A convicted sex offender has been arrested because he was told to move and didn’t. Linn County authorities went to every offender on the local list to tell those who live within two-thousand feet of a school or daycare center that because of a newly-implemented law, they had to move. A 23-year-old Marion man failed to comply.
Nick Maybanks, an assistant in the Linn County attorney’s office, says that man — Justin Bruce — was arrested on Monday. The charge is “violation of sex-offender residency restrictions.” He’s the first in the county charged with that offense. The charge, which is an aggravated misdemeanor, carries a penalty of up to two years in prison and a five-hundred-dollar fine.

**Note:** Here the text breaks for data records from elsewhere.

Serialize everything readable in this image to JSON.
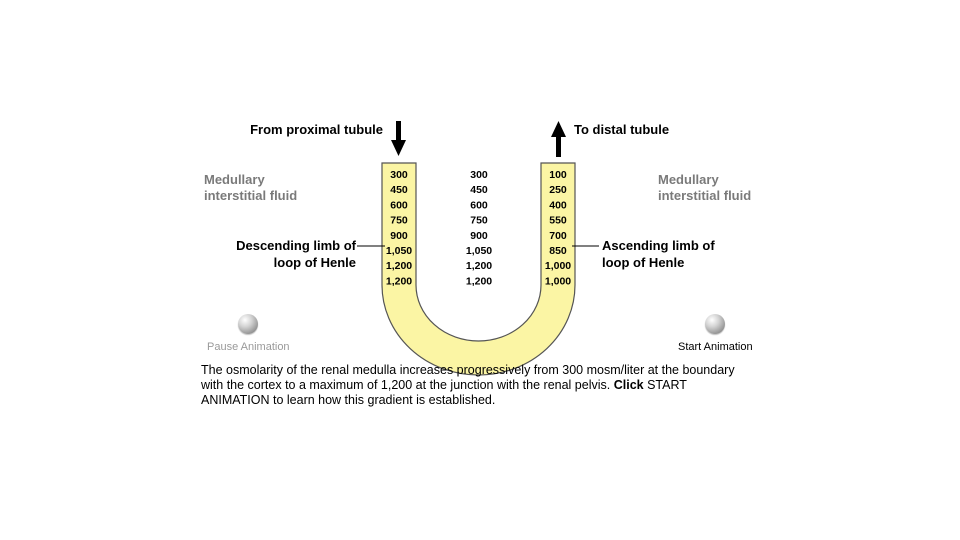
{
  "labels": {
    "from_proximal": "From proximal tubule",
    "to_distal": "To distal tubule",
    "left_fluid_line1": "Medullary",
    "left_fluid_line2": "interstitial fluid",
    "right_fluid_line1": "Medullary",
    "right_fluid_line2": "interstitial fluid",
    "descending_line1": "Descending limb of",
    "descending_line2": "loop of Henle",
    "ascending_line1": "Ascending limb of",
    "ascending_line2": "loop of Henle"
  },
  "columns": {
    "descending": [
      "300",
      "450",
      "600",
      "750",
      "900",
      "1,050",
      "1,200",
      "1,200"
    ],
    "interstitial": [
      "300",
      "450",
      "600",
      "750",
      "900",
      "1,050",
      "1,200",
      "1,200"
    ],
    "ascending": [
      "100",
      "250",
      "400",
      "550",
      "700",
      "850",
      "1,000",
      "1,000"
    ]
  },
  "buttons": {
    "pause": "Pause Animation",
    "start": "Start Animation"
  },
  "caption": {
    "text": "The osmolarity of the renal medulla increases progressively from 300 mosm/liter at the boundary with the cortex to a maximum of 1,200 at the junction with the renal pelvis. ",
    "bold": "Click",
    "tail": " START ANIMATION to learn how this gradient is established."
  },
  "colors": {
    "tube_fill": "#fbf5a4",
    "tube_stroke": "#555555",
    "pause_text": "#9a9a9a"
  }
}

Bruce was given a 30-day notice in which to move, told he was currently in violation and given the opportunity to move but failed to do so. Bruce made his initial court appearance this (Tuesday) morning and got a court date set for later this month. Before then the county attorney’s will file papers officially charging him with violating sex-offender restrictions. Bond is set at 65-hundred dollars and it’s likely Bruce will remain in the Linn County jail awaiting his next court appearance.
Maybanks says local authorities are taking a serious approach to enforcing the new law and all the other offenders who were notified have moved outside the limit from a school or daycare as the new law requires. Maybanks says they’re measuring the distance “as the crow flies” and Bruce wasn’t exactly “just down the street” from a school or daycare. Others were given similar notification and Maybanks says they got some guidance. There’s a map, available on-line through the Linn County sheriff’s website, that shows the restricted zones in the county.
You can look at it on-line, or go down to the sheriff’s office yourself. Bruce could have used it to find where he could still legally reside in the county to be in compliance with the new law. Maybanks says “There’s plenty of places that are left, although they seem to be shrinking in number as cities begin to pass ordinances, too.”